Lorraine looked off. The image of the cemetery faded from view.

“What do you really know about that day?”

“At Ruby Pier?”

“Yes.”

“I don’t know anything, remember? It’s the big black hole of my life. You wouldn’t talk about it, that’s for sure. We went there on a train. We bought tickets. I woke up in the hospital, covered in bandages …”

Annie felt an old anger rising. She shook her head. What was the point of anger in heaven?

“Anyhow, that’s what I know,” she grumbled.

“Well, I know more,” her mother said, taking Annie’s hand. “And it’s time I told you.”





The Third Lesson




Suddenly, they were back at Ruby Pier, under a hot summer sun. In the foreground was a long, wide boardwalk, teeming with beachgoers. Parents pushed baby strollers. Joggers and skateboarders weaved through the crowd.

“Do I know these people?” Annie asked.

“Look below,” her mother said.

Under the boardwalk, Annie saw her younger mother, walking in the sand with Bob, the man from the train. Lorraine was barefoot, holding her shoes. Bob kept pulling her towards him. Lorraine pushed away playfully. Then, at one point, she glanced at her watch and looked out towards the sea. Bob turned her chin back his way and kissed her mouth hard.

“Did you ever think about getting a moment back?” Lorraine asked, as she watched alongside her daughter. “A moment where you can’t believe how unimportant what you were doing was, and how critical the thing you missed would be?”

Annie nodded.

“That was mine,” her mother said. “At that moment, I was thinking of you.

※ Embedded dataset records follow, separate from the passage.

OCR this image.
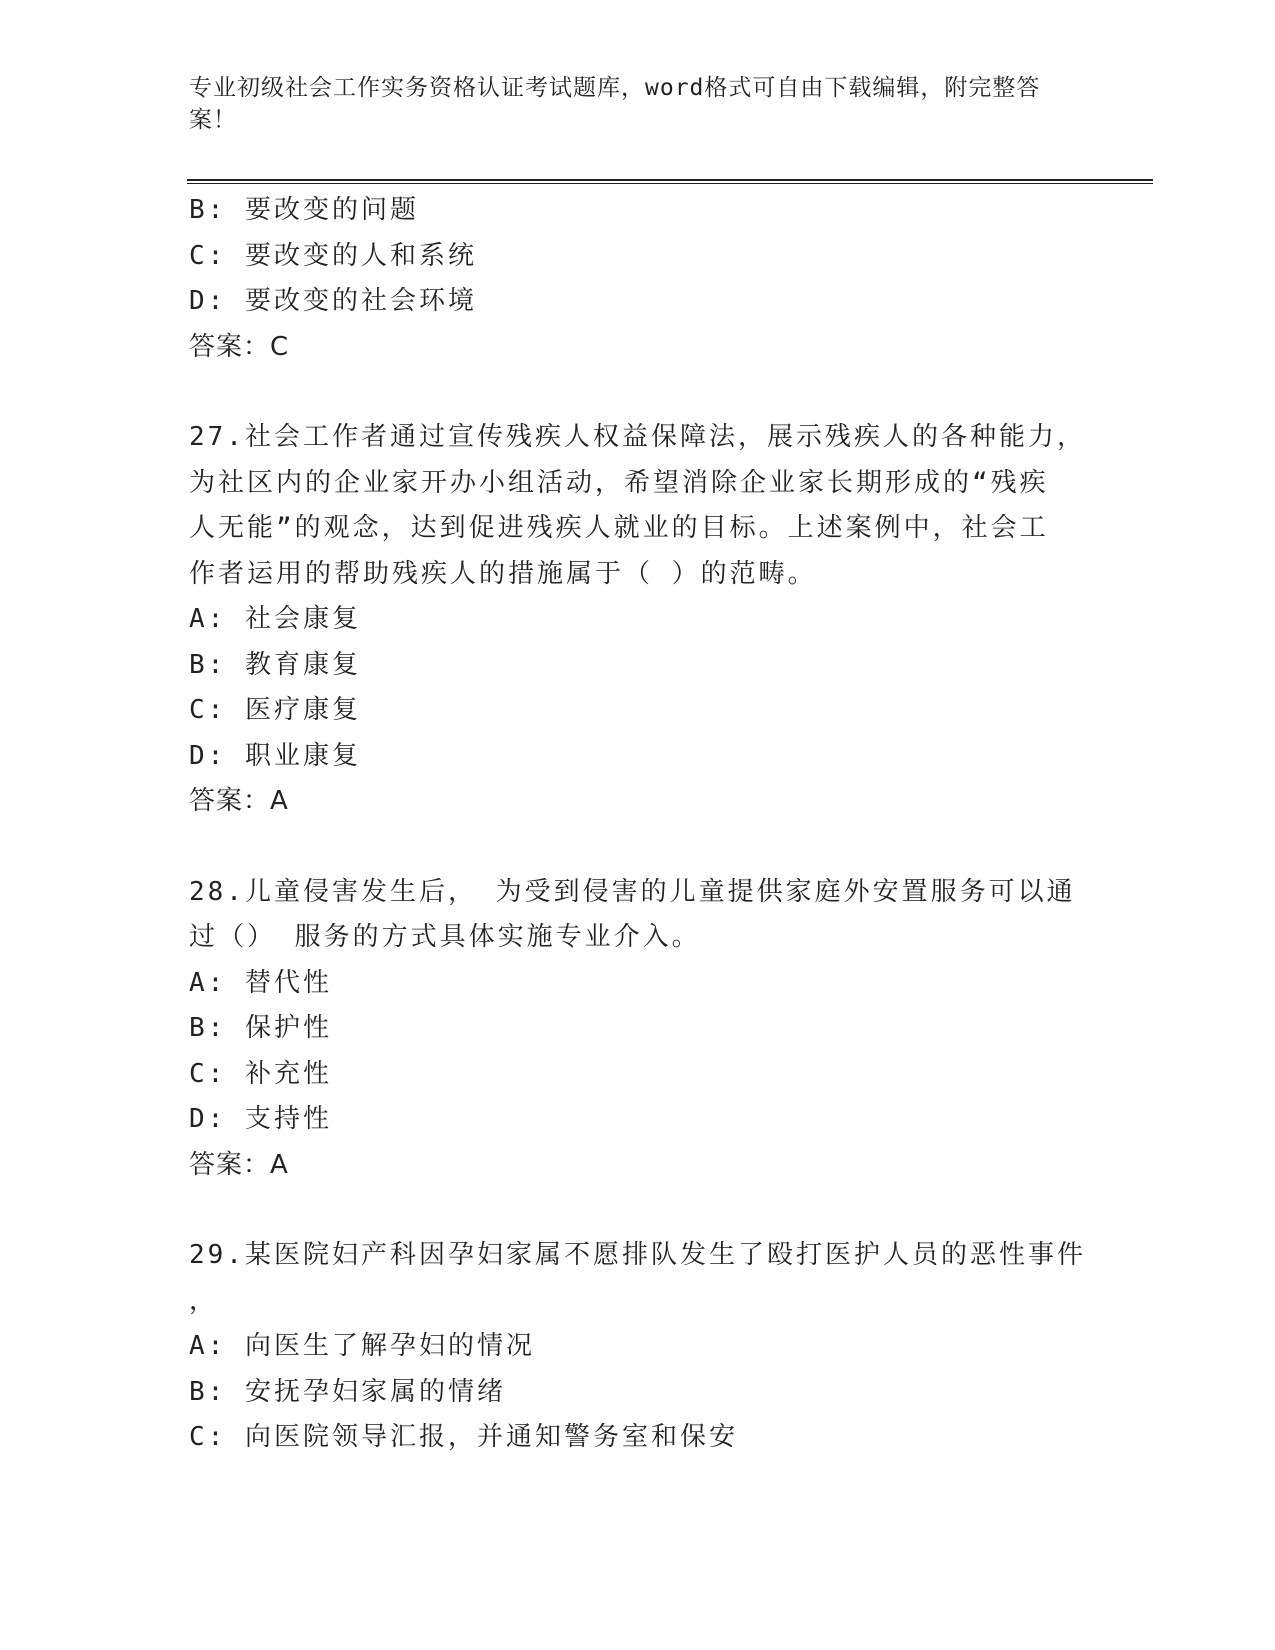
专业初级社会工作实务资格认证考试题库，word格式可自由下载编辑，附完整答
案！
B: 要改变的问题
C: 要改变的人和系统
D: 要改变的社会环境
答案：C
27.社会工作者通过宣传残疾人权益保障法，展示残疾人的各种能力，
为社区内的企业家开办小组活动，希望消除企业家长期形成的“残疾
人无能”的观念，达到促进残疾人就业的目标。上述案例中，社会工
作者运用的帮助残疾人的措施属于（ ）的范畴。
A: 社会康复
B: 教育康复
C: 医疗康复
D: 职业康复
答案：A
28.儿童侵害发生后， 为受到侵害的儿童提供家庭外安置服务可以通
过（） 服务的方式具体实施专业介入。
A: 替代性
B: 保护性
C: 补充性
D: 支持性
答案：A
29.某医院妇产科因孕妇家属不愿排队发生了殴打医护人员的恶性事件
，
A: 向医生了解孕妇的情况
B: 安抚孕妇家属的情绪
C: 向医院领导汇报，并通知警务室和保安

I remember, because my watch read 3:07. Your birthday. March seventh. I thought, ‘I should get back to Annie.’ ”

“But you didn’t.”

“No,” Lorraine said, softly. “I didn’t.”

They continued to watch Bob clutching at Lorraine, smacking kisses on her neck. He pulled her arm and they dropped to the sand.

“I made a lot of bad choices after your father left us,” Lorraine said. “I felt unwanted, unattractive. I felt that being a single mother, men wouldn’t be interested in me. So I overdid it. I chased one after another. I wanted to change my life.”

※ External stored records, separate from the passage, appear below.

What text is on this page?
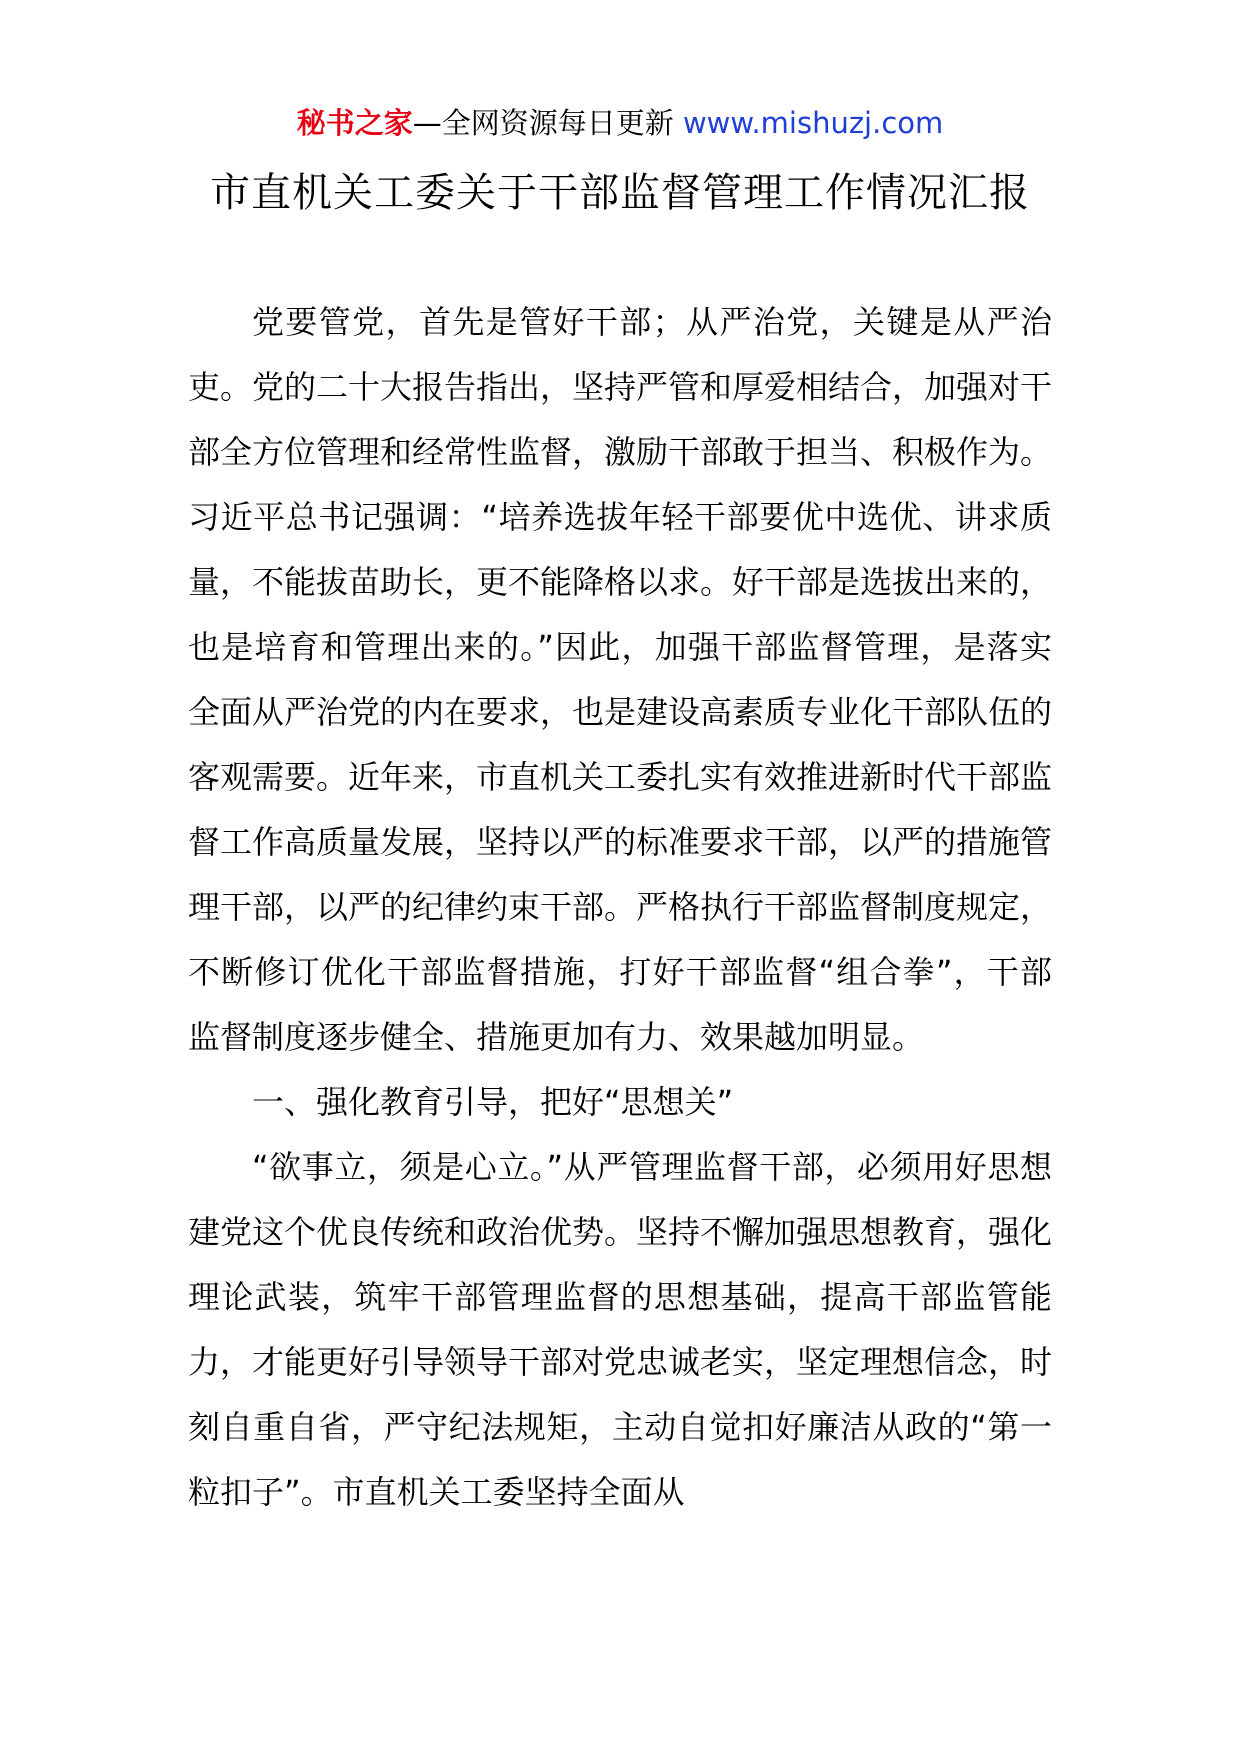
秘书之家—全网资源每日更新 www.mishuzj.com
市直机关工委关于干部监督管理工作情况汇报

党要管党，首先是管好干部；从严治党，关键是从严治吏。党的二十大报告指出，坚持严管和厚爱相结合，加强对干部全方位管理和经常性监督，激励干部敢于担当、积极作为。习近平总书记强调：“培养选拔年轻干部要优中选优、讲求质量，不能拔苗助长，更不能降格以求。好干部是选拔出来的，也是培育和管理出来的。”因此，加强干部监督管理，是落实全面从严治党的内在要求，也是建设高素质专业化干部队伍的客观需要。近年来，市直机关工委扎实有效推进新时代干部监督工作高质量发展，坚持以严的标准要求干部，以严的措施管理干部，以严的纪律约束干部。严格执行干部监督制度规定，不断修订优化干部监督措施，打好干部监督“组合拳”，干部监督制度逐步健全、措施更加有力、效果越加明显。

一、强化教育引导，把好“思想关”

“欲事立，须是心立。”从严管理监督干部，必须用好思想建党这个优良传统和政治优势。坚持不懈加强思想教育，强化理论武装，筑牢干部管理监督的思想基础，提高干部监管能力，才能更好引导领导干部对党忠诚老实，坚定理想信念，时刻自重自省，严守纪法规矩，主动自觉扣好廉洁从政的“第一粒扣子”。市直机关工委坚持全面从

Annie remembered a steady stream of her mother’s paramours coming by after Annie’s bedtime. She would sneak from her room and tuck around the top of the stairs, watching her mother leave with the latest man, as a babysitter shut the door.

“I was still young myself,” Lorraine said. “I wanted a fresh start. I wanted things I didn’t have with your father—security, affection. He chose other women over me, and I guess, deep down, I wanted to prove he was missing something.

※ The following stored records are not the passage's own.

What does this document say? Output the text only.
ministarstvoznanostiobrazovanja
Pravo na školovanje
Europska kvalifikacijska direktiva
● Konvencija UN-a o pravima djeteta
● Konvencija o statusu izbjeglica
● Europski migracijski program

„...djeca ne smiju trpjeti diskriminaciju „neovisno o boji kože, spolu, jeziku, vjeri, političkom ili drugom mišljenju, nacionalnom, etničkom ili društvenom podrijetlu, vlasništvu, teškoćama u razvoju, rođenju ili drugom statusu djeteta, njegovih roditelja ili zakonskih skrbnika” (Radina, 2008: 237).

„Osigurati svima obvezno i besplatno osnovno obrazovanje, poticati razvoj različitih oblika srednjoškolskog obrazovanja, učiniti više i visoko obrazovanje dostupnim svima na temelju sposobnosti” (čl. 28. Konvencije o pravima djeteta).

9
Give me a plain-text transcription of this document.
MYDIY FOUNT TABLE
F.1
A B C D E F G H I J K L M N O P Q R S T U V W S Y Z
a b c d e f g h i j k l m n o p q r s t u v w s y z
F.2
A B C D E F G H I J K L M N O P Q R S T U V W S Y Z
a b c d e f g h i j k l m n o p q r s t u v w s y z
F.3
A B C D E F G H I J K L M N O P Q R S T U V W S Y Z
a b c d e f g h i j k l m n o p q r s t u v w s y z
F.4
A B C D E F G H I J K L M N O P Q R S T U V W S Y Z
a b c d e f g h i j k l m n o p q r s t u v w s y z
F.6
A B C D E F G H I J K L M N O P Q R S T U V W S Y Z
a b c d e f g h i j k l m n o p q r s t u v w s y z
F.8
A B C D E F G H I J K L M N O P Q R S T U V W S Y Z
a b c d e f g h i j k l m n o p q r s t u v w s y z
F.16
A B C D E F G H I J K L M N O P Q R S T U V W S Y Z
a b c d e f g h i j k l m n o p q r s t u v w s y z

“That,” she said, “was foolish. Love is not revenge. It can’t be thrown like a rock. And you can’t create it to fix your problems. Forcing love is like picking a flower then insisting that it grow.”

Beneath the boardwalk now, Bob stopped pawing Lorraine long enough to remove his jacket. He laid it down on the sand behind them. Annie noticed her younger mother cup her elbows, a sudden scared look upon her face.

“At that moment, it hit me,” Lorraine said. “Your father had done the same thing years before when we were first together. A beach. His jacket. Lying down in the sand. That’s how it all started.

“I realized I was doing the same foolish things I had done with him. Why did I think anything would turn out differently?”